As a young politician, how were you able to secure victory at the polls?

I won at three primaries and three general elections. I will say at the time it was transition elections, the two rounds of the governorship elections were ending and so people wanted different and I think that is the same thing that the PDP fell into, transition elections. So it was very hard work, lots of hardworking, there was a lot of violence, but I think the people were ready for a change and wanted something different. I think the people knew what they had and I’m not sure they like what they had and so they wanted to change, so the people came out enmasse and voted and I think that is the way that victory in elections go.

 

With the low participation of women in politics, what hope do you see for women in 2019?

Very tragic. I actually don’t see any hope because the environment is fraught with violence and we didn’t do anything about the violence, from Delta, Benue, to most of the constituencies where they had primary elections.

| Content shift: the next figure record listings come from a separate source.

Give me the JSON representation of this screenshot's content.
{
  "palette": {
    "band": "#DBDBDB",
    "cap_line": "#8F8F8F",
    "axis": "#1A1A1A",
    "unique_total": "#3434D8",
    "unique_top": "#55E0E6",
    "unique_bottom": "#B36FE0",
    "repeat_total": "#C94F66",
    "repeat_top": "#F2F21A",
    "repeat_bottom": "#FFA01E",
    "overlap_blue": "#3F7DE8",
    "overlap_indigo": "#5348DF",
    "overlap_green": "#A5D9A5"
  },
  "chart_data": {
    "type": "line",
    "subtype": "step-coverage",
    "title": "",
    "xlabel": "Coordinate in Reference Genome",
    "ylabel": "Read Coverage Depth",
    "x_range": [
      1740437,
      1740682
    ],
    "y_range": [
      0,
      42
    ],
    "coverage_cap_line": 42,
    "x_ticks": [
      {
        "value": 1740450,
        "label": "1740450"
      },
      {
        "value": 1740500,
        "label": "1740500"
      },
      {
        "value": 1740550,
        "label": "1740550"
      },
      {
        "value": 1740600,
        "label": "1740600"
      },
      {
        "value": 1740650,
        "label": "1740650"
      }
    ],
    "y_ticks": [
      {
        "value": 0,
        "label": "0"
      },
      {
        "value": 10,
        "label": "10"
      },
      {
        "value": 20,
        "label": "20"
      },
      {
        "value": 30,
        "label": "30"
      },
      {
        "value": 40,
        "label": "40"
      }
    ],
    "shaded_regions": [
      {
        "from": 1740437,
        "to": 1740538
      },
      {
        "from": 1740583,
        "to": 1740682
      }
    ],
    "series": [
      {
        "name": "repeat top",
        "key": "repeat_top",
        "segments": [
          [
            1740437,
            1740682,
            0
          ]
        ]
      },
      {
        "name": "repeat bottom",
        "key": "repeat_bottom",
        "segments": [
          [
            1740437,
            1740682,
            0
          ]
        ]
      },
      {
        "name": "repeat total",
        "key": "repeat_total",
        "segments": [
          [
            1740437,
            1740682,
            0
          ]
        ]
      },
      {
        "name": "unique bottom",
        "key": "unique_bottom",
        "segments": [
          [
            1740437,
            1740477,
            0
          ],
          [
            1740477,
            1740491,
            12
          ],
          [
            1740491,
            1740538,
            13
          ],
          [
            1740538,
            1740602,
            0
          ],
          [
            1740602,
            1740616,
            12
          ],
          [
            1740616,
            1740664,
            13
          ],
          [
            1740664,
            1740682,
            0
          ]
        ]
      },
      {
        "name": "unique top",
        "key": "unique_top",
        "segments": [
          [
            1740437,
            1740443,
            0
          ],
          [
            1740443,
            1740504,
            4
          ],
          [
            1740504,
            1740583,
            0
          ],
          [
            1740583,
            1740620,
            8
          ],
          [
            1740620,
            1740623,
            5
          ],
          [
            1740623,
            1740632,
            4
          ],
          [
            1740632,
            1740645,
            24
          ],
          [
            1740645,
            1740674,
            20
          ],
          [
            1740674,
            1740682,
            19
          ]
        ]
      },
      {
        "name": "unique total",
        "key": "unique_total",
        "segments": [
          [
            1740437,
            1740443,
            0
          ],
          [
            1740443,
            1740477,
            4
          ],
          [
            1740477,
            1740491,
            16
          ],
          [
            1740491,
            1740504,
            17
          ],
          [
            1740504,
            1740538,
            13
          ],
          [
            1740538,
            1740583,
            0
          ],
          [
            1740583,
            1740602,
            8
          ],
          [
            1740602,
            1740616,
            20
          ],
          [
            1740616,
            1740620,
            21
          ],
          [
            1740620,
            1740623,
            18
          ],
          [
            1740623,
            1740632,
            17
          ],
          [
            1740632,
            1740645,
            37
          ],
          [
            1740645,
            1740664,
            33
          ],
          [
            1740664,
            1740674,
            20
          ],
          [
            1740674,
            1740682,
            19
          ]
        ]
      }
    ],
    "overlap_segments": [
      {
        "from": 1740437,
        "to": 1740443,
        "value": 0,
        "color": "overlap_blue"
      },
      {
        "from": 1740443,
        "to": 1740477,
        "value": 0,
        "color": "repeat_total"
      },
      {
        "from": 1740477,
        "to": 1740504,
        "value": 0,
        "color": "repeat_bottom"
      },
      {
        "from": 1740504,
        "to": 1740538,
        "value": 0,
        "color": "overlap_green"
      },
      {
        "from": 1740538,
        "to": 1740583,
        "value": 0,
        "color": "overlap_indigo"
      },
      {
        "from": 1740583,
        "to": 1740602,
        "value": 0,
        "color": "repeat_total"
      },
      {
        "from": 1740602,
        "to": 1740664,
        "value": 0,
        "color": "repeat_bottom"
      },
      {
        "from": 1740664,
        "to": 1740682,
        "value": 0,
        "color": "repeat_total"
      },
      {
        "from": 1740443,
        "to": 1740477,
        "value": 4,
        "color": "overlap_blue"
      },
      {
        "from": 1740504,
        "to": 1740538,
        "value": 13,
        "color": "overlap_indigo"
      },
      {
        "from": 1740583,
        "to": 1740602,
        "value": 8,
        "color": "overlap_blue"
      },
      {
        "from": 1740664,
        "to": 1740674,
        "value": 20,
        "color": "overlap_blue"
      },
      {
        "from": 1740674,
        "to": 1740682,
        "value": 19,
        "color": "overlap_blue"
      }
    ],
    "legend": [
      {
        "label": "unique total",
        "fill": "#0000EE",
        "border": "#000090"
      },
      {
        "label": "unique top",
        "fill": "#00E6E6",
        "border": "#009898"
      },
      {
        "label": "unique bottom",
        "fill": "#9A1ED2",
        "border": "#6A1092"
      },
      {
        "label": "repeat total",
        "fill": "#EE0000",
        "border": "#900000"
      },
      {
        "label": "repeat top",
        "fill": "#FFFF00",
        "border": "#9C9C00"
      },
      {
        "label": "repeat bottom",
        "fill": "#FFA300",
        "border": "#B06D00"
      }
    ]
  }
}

Unfortunately, in an area of violence, women don’t thrive. When you see the number of women that came out in the process, you find out that this is the lowest in the history of Nigeria’s political space. Now the question becomes that after 18 years and four rounds of election, the assumption that our political space will be strengthened, deepened and the institutions and systems that guide politics and the conduct of elections will be stronger, but unfortunately what we find is that those structures, institutions are getting weaker. And again that takes us back to the Alectoral Act and for me it is very important, because the job of the National Assembly is that through its oversight we will look at laws appropriation and policies and the things that happen are the things that would normally drive and determine the amendments brought to any law. Now for us, after the 2015 elections, there were so many lacunas, there were certain things that had mitigated against the smooth running of those elections and as politicians we decided that our only instrument was the amendment of the electoral act. By that amendment, certain, things were brought up, violence. We found out that a lot of people actually proposed commissions against violence in elections, some proposed all kinds of amendments. We found out that because we have a largely illiterate population, the people know what they want, but they are probably not literate and so they can’t understand the difference between when you lump a candidate, with the consequences that the most important office in the country was not stand alone in such a way that gave Nigerians the opportunity to actually chose the President of their choice. Now, if there is a saying, that you will get the leadership you deserve, it means that at least the people should be given the opportunity to choose that leadership without being hoodwinked into doing that.